Qian Xun pun mengambil ular biru kecil itu dan mereka semua berpisah. Qian Xun membawa ular itu ke kamarnya dan menyalurkan padanya kekuatan sihir, berharap ular itu segera sadar. Chang Pu yang datang ke kamar Qian Xun cukup kaget.

"Chang Pu tidak tau kalau ternyata Yang Mulia suka memelihara ular." katanya mengejek sambil tersenyum. Ia tau kalau Qian Xun tidak menyukai binatang peliharaan.

"Jangan menertawakanku. Sepertinya dia terluka parah. Aku hanya akan merawatnya untuk sementara. Setelah ada kabar dari A Heng, dia akan di kembalikan ke asalnya."

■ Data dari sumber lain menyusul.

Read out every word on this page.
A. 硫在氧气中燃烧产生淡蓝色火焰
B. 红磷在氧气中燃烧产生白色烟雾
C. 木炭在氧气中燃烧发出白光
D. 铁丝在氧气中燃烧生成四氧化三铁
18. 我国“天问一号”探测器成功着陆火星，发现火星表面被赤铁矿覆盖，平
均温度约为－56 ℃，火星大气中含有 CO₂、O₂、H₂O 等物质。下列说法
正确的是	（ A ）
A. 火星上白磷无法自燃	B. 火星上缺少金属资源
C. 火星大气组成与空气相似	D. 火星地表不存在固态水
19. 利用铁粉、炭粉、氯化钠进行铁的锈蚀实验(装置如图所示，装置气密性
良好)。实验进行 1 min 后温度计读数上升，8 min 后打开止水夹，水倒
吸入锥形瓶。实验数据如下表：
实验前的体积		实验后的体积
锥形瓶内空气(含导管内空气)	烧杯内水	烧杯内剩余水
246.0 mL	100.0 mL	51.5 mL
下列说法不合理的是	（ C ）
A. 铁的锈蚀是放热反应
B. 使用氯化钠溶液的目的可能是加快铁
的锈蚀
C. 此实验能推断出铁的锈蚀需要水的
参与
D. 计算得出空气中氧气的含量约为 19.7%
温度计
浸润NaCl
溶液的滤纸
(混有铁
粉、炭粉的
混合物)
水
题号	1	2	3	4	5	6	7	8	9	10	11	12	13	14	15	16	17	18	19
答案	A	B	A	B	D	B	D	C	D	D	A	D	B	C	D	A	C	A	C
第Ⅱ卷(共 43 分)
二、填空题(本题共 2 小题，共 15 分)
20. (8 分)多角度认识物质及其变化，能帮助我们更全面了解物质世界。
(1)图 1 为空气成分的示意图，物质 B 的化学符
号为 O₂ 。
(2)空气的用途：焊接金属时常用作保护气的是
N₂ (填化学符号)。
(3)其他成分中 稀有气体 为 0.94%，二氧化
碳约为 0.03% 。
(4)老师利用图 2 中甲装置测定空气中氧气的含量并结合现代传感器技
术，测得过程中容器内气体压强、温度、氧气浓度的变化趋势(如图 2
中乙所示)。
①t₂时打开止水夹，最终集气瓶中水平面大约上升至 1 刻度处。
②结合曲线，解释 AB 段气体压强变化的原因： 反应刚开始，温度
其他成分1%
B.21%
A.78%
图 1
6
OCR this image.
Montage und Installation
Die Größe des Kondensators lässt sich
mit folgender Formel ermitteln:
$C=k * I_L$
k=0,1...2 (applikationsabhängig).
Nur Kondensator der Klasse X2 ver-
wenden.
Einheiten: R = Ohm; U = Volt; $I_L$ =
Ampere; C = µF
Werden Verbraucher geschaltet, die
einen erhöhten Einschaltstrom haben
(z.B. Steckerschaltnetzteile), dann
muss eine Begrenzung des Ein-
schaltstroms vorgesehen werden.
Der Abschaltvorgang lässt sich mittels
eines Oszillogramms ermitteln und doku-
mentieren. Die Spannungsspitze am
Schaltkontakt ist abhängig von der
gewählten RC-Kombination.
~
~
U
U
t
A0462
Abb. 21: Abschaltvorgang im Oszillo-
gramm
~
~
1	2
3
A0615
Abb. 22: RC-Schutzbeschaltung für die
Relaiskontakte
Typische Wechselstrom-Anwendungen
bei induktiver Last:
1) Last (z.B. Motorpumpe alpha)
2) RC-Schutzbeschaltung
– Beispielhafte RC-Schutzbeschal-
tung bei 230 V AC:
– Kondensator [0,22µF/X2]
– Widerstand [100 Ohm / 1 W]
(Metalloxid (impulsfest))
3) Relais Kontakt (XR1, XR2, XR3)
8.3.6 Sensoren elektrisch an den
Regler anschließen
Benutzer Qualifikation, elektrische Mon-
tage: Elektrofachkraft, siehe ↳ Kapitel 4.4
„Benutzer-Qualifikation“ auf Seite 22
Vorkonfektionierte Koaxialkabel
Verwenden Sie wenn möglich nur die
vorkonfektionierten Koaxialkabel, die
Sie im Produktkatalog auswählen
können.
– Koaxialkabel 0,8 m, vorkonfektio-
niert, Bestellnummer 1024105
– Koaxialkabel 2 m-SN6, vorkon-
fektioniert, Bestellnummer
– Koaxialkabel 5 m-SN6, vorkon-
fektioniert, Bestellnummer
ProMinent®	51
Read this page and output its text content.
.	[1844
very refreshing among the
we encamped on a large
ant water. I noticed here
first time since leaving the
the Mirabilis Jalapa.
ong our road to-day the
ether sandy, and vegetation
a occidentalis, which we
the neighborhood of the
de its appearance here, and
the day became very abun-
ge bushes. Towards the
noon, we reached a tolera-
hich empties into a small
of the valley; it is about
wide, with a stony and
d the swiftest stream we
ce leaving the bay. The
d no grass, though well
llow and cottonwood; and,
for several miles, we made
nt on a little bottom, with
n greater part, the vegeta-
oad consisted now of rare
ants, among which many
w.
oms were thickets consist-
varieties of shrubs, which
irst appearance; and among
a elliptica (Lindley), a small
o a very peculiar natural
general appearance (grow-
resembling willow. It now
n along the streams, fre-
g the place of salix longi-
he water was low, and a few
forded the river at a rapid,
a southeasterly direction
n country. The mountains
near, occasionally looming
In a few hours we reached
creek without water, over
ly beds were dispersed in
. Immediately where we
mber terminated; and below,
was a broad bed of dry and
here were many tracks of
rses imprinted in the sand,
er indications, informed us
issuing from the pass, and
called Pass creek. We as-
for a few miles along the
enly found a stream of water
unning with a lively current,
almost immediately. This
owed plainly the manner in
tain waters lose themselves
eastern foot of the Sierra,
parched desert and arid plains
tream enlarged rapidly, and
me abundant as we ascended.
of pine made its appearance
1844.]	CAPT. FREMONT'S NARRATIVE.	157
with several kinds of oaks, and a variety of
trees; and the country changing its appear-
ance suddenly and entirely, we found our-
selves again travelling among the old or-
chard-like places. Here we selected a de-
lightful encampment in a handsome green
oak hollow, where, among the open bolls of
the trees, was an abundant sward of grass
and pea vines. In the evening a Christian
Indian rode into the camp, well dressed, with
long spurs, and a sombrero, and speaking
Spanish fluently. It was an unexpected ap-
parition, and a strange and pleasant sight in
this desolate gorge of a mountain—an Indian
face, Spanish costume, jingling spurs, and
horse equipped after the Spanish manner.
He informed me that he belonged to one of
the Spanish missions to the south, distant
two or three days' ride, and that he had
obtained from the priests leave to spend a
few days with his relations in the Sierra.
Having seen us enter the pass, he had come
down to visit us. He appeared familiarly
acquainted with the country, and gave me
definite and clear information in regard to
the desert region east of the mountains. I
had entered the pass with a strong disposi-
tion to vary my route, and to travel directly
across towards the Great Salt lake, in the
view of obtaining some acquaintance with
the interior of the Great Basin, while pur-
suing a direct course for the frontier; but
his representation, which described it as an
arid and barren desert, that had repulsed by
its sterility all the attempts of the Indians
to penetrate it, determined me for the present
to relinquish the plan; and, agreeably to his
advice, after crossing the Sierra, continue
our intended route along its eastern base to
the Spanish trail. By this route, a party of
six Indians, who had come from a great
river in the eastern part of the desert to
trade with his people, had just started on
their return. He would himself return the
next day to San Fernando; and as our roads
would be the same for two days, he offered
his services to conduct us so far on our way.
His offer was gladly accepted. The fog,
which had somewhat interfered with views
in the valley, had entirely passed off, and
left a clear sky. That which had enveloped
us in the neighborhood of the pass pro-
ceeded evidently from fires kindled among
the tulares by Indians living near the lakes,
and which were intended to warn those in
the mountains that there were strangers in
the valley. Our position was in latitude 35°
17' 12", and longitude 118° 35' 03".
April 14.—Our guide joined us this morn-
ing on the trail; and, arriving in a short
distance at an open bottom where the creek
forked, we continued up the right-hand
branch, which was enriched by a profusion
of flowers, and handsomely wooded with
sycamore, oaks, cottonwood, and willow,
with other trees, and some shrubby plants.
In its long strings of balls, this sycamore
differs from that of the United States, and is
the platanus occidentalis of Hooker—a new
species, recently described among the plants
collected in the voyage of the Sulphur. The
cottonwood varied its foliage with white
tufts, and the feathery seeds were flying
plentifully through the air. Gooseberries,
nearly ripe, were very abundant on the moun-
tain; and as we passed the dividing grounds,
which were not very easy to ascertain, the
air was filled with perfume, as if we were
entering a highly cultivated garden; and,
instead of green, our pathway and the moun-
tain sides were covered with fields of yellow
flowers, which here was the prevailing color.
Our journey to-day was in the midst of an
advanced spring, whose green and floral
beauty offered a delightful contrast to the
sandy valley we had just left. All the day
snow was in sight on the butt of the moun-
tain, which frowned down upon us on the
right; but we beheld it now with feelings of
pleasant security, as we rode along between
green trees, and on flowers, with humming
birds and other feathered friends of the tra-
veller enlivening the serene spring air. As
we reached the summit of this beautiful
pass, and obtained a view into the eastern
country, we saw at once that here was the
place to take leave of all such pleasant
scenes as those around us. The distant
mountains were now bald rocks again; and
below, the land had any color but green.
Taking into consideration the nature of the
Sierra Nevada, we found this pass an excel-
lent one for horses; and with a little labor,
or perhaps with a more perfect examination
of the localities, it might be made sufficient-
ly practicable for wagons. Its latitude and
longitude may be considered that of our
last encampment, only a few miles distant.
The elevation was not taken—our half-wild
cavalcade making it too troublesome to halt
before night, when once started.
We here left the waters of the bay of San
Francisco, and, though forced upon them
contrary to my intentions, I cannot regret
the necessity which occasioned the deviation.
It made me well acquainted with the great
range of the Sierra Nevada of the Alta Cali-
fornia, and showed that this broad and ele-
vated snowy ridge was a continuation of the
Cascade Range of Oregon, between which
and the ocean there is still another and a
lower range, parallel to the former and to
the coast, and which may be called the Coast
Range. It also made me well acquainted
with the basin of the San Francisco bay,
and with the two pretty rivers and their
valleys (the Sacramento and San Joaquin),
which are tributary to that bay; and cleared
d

"Mengapa Yang Mulia tidak mengambilnya saja, dengan begitu, yang Yang Mulia tidak akan kesepian kalau punya binatang peliharaan. Yang Mulia akan terhibur dan lebih sering tersenyum ha ha ha ha...." Chang Pu tambah mengejek.

"Chang Pu! Apa kau sudah bosan jadi pengawal ku?" Qian Xun kesal.

"Chang Pu tidak berani." jawabannya dengan wajah serius.

Qian Xun pun menghela nafas dan menggelengkan kepala.